WASHINGTON — Congressional aides and a senior administration official say the White House and congressional Democrats have reached an agreement in principle to speed $15 billion in government loans to struggling U.S. automakers.
The plan could see a vote as early as today. It creates a government “car czar,” to be named by President George W. Bush, to oversee the bailout billions and an auto industry restructuring. The czar would have to yank back the federal money if carmakers didn’t do enough to reinvent themselves.
The measure is not final and could still face obstacles from congressional Republicans, who have not approved it.
Republicans also were demanding — so far unsuccessfully — that Democrats scrap language that would force the carmakers to drop lawsuits challenging tough emissions limits in California and other states.
“There do not appear to me to be differences in principle of a sufficient nature to blow this thing up,” Rep. Barney Frank, D-Mass., the Financial Services Committee chairman, told reporters.
Democrats and White House officials hammered out legislative language behind the scenes.
Even with a deal struck, though, conservative Republicans who want to force one or more of the Big Three into bankruptcy warned they might try to block the measure, virtually guaranteeing that it will need a 60-vote majority to pass and possibly delaying approval for days.
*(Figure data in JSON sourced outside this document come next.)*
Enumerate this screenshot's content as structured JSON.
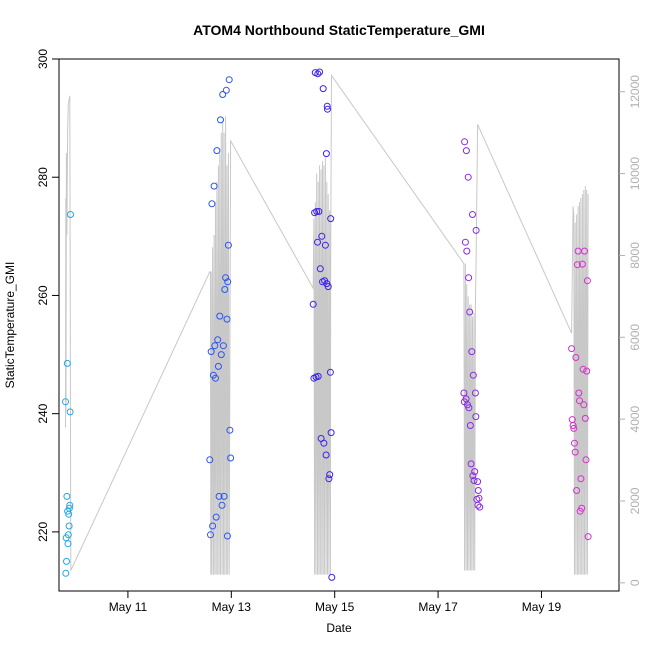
{
  "chart_data": {
    "type": "scatter",
    "title": "ATOM4 Northbound StaticTemperature_GMI",
    "xlabel": "Date",
    "ylabel": "StaticTemperature_GMI",
    "xlim": [
      "2016-05-09T16:00",
      "2016-05-20T12:00"
    ],
    "ylim": [
      210,
      300
    ],
    "y2lim": [
      -200,
      12800
    ],
    "x_ticks": [
      {
        "date": "2016-05-11",
        "label": "May 11"
      },
      {
        "date": "2016-05-13",
        "label": "May 13"
      },
      {
        "date": "2016-05-15",
        "label": "May 15"
      },
      {
        "date": "2016-05-17",
        "label": "May 17"
      },
      {
        "date": "2016-05-19",
        "label": "May 19"
      }
    ],
    "y_ticks": [
      220,
      240,
      260,
      280,
      300
    ],
    "y2_ticks": [
      0,
      2000,
      4000,
      6000,
      8000,
      10000,
      12000
    ],
    "grid": false,
    "legend": "none",
    "colors": {
      "flight1": "#22a7e6",
      "flight2": "#2b55f0",
      "flight3": "#3a22ee",
      "flight4": "#8a2be2",
      "flight5": "#d62fd0",
      "altitude": "#c8c8c8"
    },
    "series": [
      {
        "color_key": "flight1",
        "points": [
          [
            "2016-05-09T19:00",
            242
          ],
          [
            "2016-05-09T19:10",
            213
          ],
          [
            "2016-05-09T19:20",
            219
          ],
          [
            "2016-05-09T19:30",
            215
          ],
          [
            "2016-05-09T19:40",
            226
          ],
          [
            "2016-05-09T19:50",
            248.5
          ],
          [
            "2016-05-09T20:00",
            223.5
          ],
          [
            "2016-05-09T20:10",
            218
          ],
          [
            "2016-05-09T20:20",
            219.5
          ],
          [
            "2016-05-09T20:30",
            223
          ],
          [
            "2016-05-09T20:40",
            221
          ],
          [
            "2016-05-09T20:50",
            224
          ],
          [
            "2016-05-09T21:00",
            224.5
          ],
          [
            "2016-05-09T21:10",
            240.3
          ],
          [
            "2016-05-09T21:20",
            273.7
          ]
        ]
      },
      {
        "color_key": "flight2",
        "points": [
          [
            "2016-05-12T14:00",
            232.2
          ],
          [
            "2016-05-12T14:20",
            219.5
          ],
          [
            "2016-05-12T14:40",
            250.5
          ],
          [
            "2016-05-12T15:00",
            275.5
          ],
          [
            "2016-05-12T15:20",
            221
          ],
          [
            "2016-05-12T15:40",
            246.5
          ],
          [
            "2016-05-12T16:00",
            278.5
          ],
          [
            "2016-05-12T16:20",
            251.5
          ],
          [
            "2016-05-12T16:40",
            246
          ],
          [
            "2016-05-12T17:00",
            222.5
          ],
          [
            "2016-05-12T17:20",
            284.5
          ],
          [
            "2016-05-12T17:40",
            252.5
          ],
          [
            "2016-05-12T18:00",
            248
          ],
          [
            "2016-05-12T18:20",
            226
          ],
          [
            "2016-05-12T18:40",
            256.5
          ],
          [
            "2016-05-12T19:00",
            289.7
          ],
          [
            "2016-05-12T19:20",
            250
          ],
          [
            "2016-05-12T19:40",
            224.5
          ],
          [
            "2016-05-12T20:00",
            294
          ],
          [
            "2016-05-12T20:20",
            251.5
          ],
          [
            "2016-05-12T20:40",
            226
          ],
          [
            "2016-05-12T21:00",
            261
          ],
          [
            "2016-05-12T21:20",
            263
          ],
          [
            "2016-05-12T21:40",
            294.7
          ],
          [
            "2016-05-12T22:00",
            256
          ],
          [
            "2016-05-12T22:10",
            219.3
          ],
          [
            "2016-05-12T22:20",
            262.3
          ],
          [
            "2016-05-12T22:40",
            268.5
          ],
          [
            "2016-05-12T23:00",
            296.5
          ],
          [
            "2016-05-12T23:20",
            237.2
          ],
          [
            "2016-05-12T23:40",
            232.5
          ]
        ]
      },
      {
        "color_key": "flight3",
        "points": [
          [
            "2016-05-14T14:00",
            258.5
          ],
          [
            "2016-05-14T14:20",
            246
          ],
          [
            "2016-05-14T14:40",
            274
          ],
          [
            "2016-05-14T15:00",
            297.7
          ],
          [
            "2016-05-14T15:20",
            246.2
          ],
          [
            "2016-05-14T15:40",
            274.2
          ],
          [
            "2016-05-14T16:00",
            269
          ],
          [
            "2016-05-14T16:10",
            297.5
          ],
          [
            "2016-05-14T16:20",
            246.3
          ],
          [
            "2016-05-14T16:40",
            274.2
          ],
          [
            "2016-05-14T17:00",
            297.8
          ],
          [
            "2016-05-14T17:20",
            264.5
          ],
          [
            "2016-05-14T17:40",
            235.8
          ],
          [
            "2016-05-14T18:00",
            270
          ],
          [
            "2016-05-14T18:20",
            262.3
          ],
          [
            "2016-05-14T18:40",
            295
          ],
          [
            "2016-05-14T19:00",
            235
          ],
          [
            "2016-05-14T19:20",
            262.5
          ],
          [
            "2016-05-14T19:40",
            268.5
          ],
          [
            "2016-05-14T20:00",
            233
          ],
          [
            "2016-05-14T20:10",
            284
          ],
          [
            "2016-05-14T20:20",
            262
          ],
          [
            "2016-05-14T20:30",
            292
          ],
          [
            "2016-05-14T20:40",
            291.5
          ],
          [
            "2016-05-14T21:00",
            261.5
          ],
          [
            "2016-05-14T21:20",
            229
          ],
          [
            "2016-05-14T21:40",
            229.7
          ],
          [
            "2016-05-14T22:00",
            247
          ],
          [
            "2016-05-14T22:10",
            273
          ],
          [
            "2016-05-14T22:20",
            236.8
          ],
          [
            "2016-05-14T22:40",
            212.3
          ]
        ]
      },
      {
        "color_key": "flight4",
        "points": [
          [
            "2016-05-17T12:00",
            243.5
          ],
          [
            "2016-05-17T12:10",
            242
          ],
          [
            "2016-05-17T12:20",
            286
          ],
          [
            "2016-05-17T12:40",
            269
          ],
          [
            "2016-05-17T13:00",
            242.5
          ],
          [
            "2016-05-17T13:10",
            284.5
          ],
          [
            "2016-05-17T13:20",
            267.5
          ],
          [
            "2016-05-17T13:40",
            241.5
          ],
          [
            "2016-05-17T14:00",
            280
          ],
          [
            "2016-05-17T14:10",
            263
          ],
          [
            "2016-05-17T14:20",
            241
          ],
          [
            "2016-05-17T14:40",
            257.2
          ],
          [
            "2016-05-17T15:00",
            238
          ],
          [
            "2016-05-17T15:20",
            231.5
          ],
          [
            "2016-05-17T15:40",
            250.5
          ],
          [
            "2016-05-17T16:00",
            273.7
          ],
          [
            "2016-05-17T16:10",
            229.5
          ],
          [
            "2016-05-17T16:20",
            246.5
          ],
          [
            "2016-05-17T16:40",
            228.7
          ],
          [
            "2016-05-17T17:00",
            230.2
          ],
          [
            "2016-05-17T17:20",
            243.5
          ],
          [
            "2016-05-17T17:30",
            239.5
          ],
          [
            "2016-05-17T17:40",
            271
          ],
          [
            "2016-05-17T18:00",
            225.5
          ],
          [
            "2016-05-17T18:20",
            228.5
          ],
          [
            "2016-05-17T18:30",
            224.5
          ],
          [
            "2016-05-17T18:40",
            227
          ],
          [
            "2016-05-17T19:00",
            225.7
          ],
          [
            "2016-05-17T19:20",
            224.2
          ]
        ]
      },
      {
        "color_key": "flight5",
        "points": [
          [
            "2016-05-19T14:00",
            251
          ],
          [
            "2016-05-19T14:20",
            239
          ],
          [
            "2016-05-19T14:40",
            238
          ],
          [
            "2016-05-19T15:00",
            237.5
          ],
          [
            "2016-05-19T15:20",
            235
          ],
          [
            "2016-05-19T15:40",
            233.5
          ],
          [
            "2016-05-19T16:00",
            249.5
          ],
          [
            "2016-05-19T16:20",
            227
          ],
          [
            "2016-05-19T16:40",
            265.2
          ],
          [
            "2016-05-19T17:00",
            267.5
          ],
          [
            "2016-05-19T17:20",
            243.5
          ],
          [
            "2016-05-19T17:40",
            242.2
          ],
          [
            "2016-05-19T18:00",
            223.5
          ],
          [
            "2016-05-19T18:20",
            229
          ],
          [
            "2016-05-19T18:40",
            224
          ],
          [
            "2016-05-19T19:00",
            265.3
          ],
          [
            "2016-05-19T19:20",
            247.5
          ],
          [
            "2016-05-19T19:40",
            241.5
          ],
          [
            "2016-05-19T20:00",
            267.5
          ],
          [
            "2016-05-19T20:20",
            239.2
          ],
          [
            "2016-05-19T20:40",
            232.2
          ],
          [
            "2016-05-19T21:00",
            247.2
          ],
          [
            "2016-05-19T21:20",
            262.5
          ],
          [
            "2016-05-19T21:40",
            219.2
          ]
        ]
      }
    ],
    "altitude_line": [
      [
        "2016-05-09T19:00",
        3800
      ],
      [
        "2016-05-09T19:10",
        9400
      ],
      [
        "2016-05-09T19:15",
        4200
      ],
      [
        "2016-05-09T19:25",
        10500
      ],
      [
        "2016-05-09T19:40",
        8500
      ],
      [
        "2016-05-09T20:00",
        11000
      ],
      [
        "2016-05-09T20:20",
        11700
      ],
      [
        "2016-05-09T21:00",
        11900
      ],
      [
        "2016-05-09T21:30",
        300
      ],
      [
        "2016-05-12T14:00",
        7600
      ],
      [
        "2016-05-12T14:20",
        7600
      ],
      [
        "2016-05-12T14:30",
        200
      ],
      [
        "2016-05-12T14:40",
        7600
      ],
      [
        "2016-05-12T15:00",
        200
      ],
      [
        "2016-05-12T15:20",
        8200
      ],
      [
        "2016-05-12T15:40",
        200
      ],
      [
        "2016-05-12T16:00",
        8500
      ],
      [
        "2016-05-12T16:20",
        200
      ],
      [
        "2016-05-12T16:40",
        9300
      ],
      [
        "2016-05-12T17:00",
        200
      ],
      [
        "2016-05-12T17:20",
        9800
      ],
      [
        "2016-05-12T17:40",
        200
      ],
      [
        "2016-05-12T18:00",
        10200
      ],
      [
        "2016-05-12T18:20",
        200
      ],
      [
        "2016-05-12T18:40",
        10500
      ],
      [
        "2016-05-12T19:00",
        200
      ],
      [
        "2016-05-12T19:20",
        11000
      ],
      [
        "2016-05-12T19:40",
        200
      ],
      [
        "2016-05-12T20:00",
        11300
      ],
      [
        "2016-05-12T20:20",
        200
      ],
      [
        "2016-05-12T20:40",
        11000
      ],
      [
        "2016-05-12T21:00",
        200
      ],
      [
        "2016-05-12T21:20",
        11400
      ],
      [
        "2016-05-12T21:40",
        200
      ],
      [
        "2016-05-12T22:00",
        10200
      ],
      [
        "2016-05-12T22:20",
        200
      ],
      [
        "2016-05-12T22:40",
        10500
      ],
      [
        "2016-05-12T23:00",
        200
      ],
      [
        "2016-05-12T23:40",
        10800
      ],
      [
        "2016-05-14T14:00",
        7200
      ],
      [
        "2016-05-14T14:20",
        8900
      ],
      [
        "2016-05-14T14:40",
        200
      ],
      [
        "2016-05-14T15:00",
        9300
      ],
      [
        "2016-05-14T15:20",
        200
      ],
      [
        "2016-05-14T15:40",
        10000
      ],
      [
        "2016-05-14T16:00",
        200
      ],
      [
        "2016-05-14T16:20",
        9800
      ],
      [
        "2016-05-14T16:40",
        200
      ],
      [
        "2016-05-14T17:00",
        10200
      ],
      [
        "2016-05-14T17:20",
        200
      ],
      [
        "2016-05-14T17:40",
        10100
      ],
      [
        "2016-05-14T18:00",
        200
      ],
      [
        "2016-05-14T18:20",
        10300
      ],
      [
        "2016-05-14T18:40",
        200
      ],
      [
        "2016-05-14T19:00",
        10200
      ],
      [
        "2016-05-14T19:20",
        200
      ],
      [
        "2016-05-14T19:40",
        10400
      ],
      [
        "2016-05-14T20:00",
        200
      ],
      [
        "2016-05-14T20:20",
        9800
      ],
      [
        "2016-05-14T20:40",
        200
      ],
      [
        "2016-05-14T21:00",
        9500
      ],
      [
        "2016-05-14T21:20",
        200
      ],
      [
        "2016-05-14T21:40",
        9100
      ],
      [
        "2016-05-14T22:00",
        200
      ],
      [
        "2016-05-14T22:10",
        8000
      ],
      [
        "2016-05-14T22:30",
        12400
      ],
      [
        "2016-05-17T12:00",
        7800
      ],
      [
        "2016-05-17T12:20",
        300
      ],
      [
        "2016-05-17T12:40",
        7800
      ],
      [
        "2016-05-17T13:00",
        300
      ],
      [
        "2016-05-17T13:20",
        7300
      ],
      [
        "2016-05-17T13:40",
        300
      ],
      [
        "2016-05-17T14:00",
        7000
      ],
      [
        "2016-05-17T14:20",
        300
      ],
      [
        "2016-05-17T14:40",
        6800
      ],
      [
        "2016-05-17T15:00",
        300
      ],
      [
        "2016-05-17T15:20",
        6800
      ],
      [
        "2016-05-17T15:40",
        300
      ],
      [
        "2016-05-17T16:00",
        6500
      ],
      [
        "2016-05-17T16:20",
        300
      ],
      [
        "2016-05-17T16:40",
        6600
      ],
      [
        "2016-05-17T17:00",
        300
      ],
      [
        "2016-05-17T17:20",
        6800
      ],
      [
        "2016-05-17T17:40",
        7900
      ],
      [
        "2016-05-17T18:20",
        11200
      ],
      [
        "2016-05-19T14:00",
        6100
      ],
      [
        "2016-05-19T14:40",
        9200
      ],
      [
        "2016-05-19T15:00",
        9000
      ],
      [
        "2016-05-19T15:20",
        200
      ],
      [
        "2016-05-19T15:40",
        8800
      ],
      [
        "2016-05-19T16:00",
        200
      ],
      [
        "2016-05-19T16:20",
        9000
      ],
      [
        "2016-05-19T16:40",
        200
      ],
      [
        "2016-05-19T17:00",
        9200
      ],
      [
        "2016-05-19T17:20",
        200
      ],
      [
        "2016-05-19T17:40",
        9300
      ],
      [
        "2016-05-19T18:00",
        200
      ],
      [
        "2016-05-19T18:20",
        9400
      ],
      [
        "2016-05-19T18:40",
        200
      ],
      [
        "2016-05-19T19:00",
        9500
      ],
      [
        "2016-05-19T19:20",
        200
      ],
      [
        "2016-05-19T19:40",
        9600
      ],
      [
        "2016-05-19T20:00",
        200
      ],
      [
        "2016-05-19T20:20",
        9700
      ],
      [
        "2016-05-19T20:40",
        200
      ],
      [
        "2016-05-19T21:00",
        9600
      ],
      [
        "2016-05-19T21:20",
        200
      ],
      [
        "2016-05-19T21:40",
        9500
      ]
    ]
  }
}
The core of the bill — and its aim — was not in dispute among the White House and Democratic leaders. It would provide emergency loans to two of Detroit’s Big Three — Ford Motor Co. has said it doesn’t need an immediate cash transfusion — and create the presidentially named car czar. The federal overseer would supervise a broad industry restructuring and would be empowered to pull the money back if the carmakers weren’t doing enough to ensure their own survival.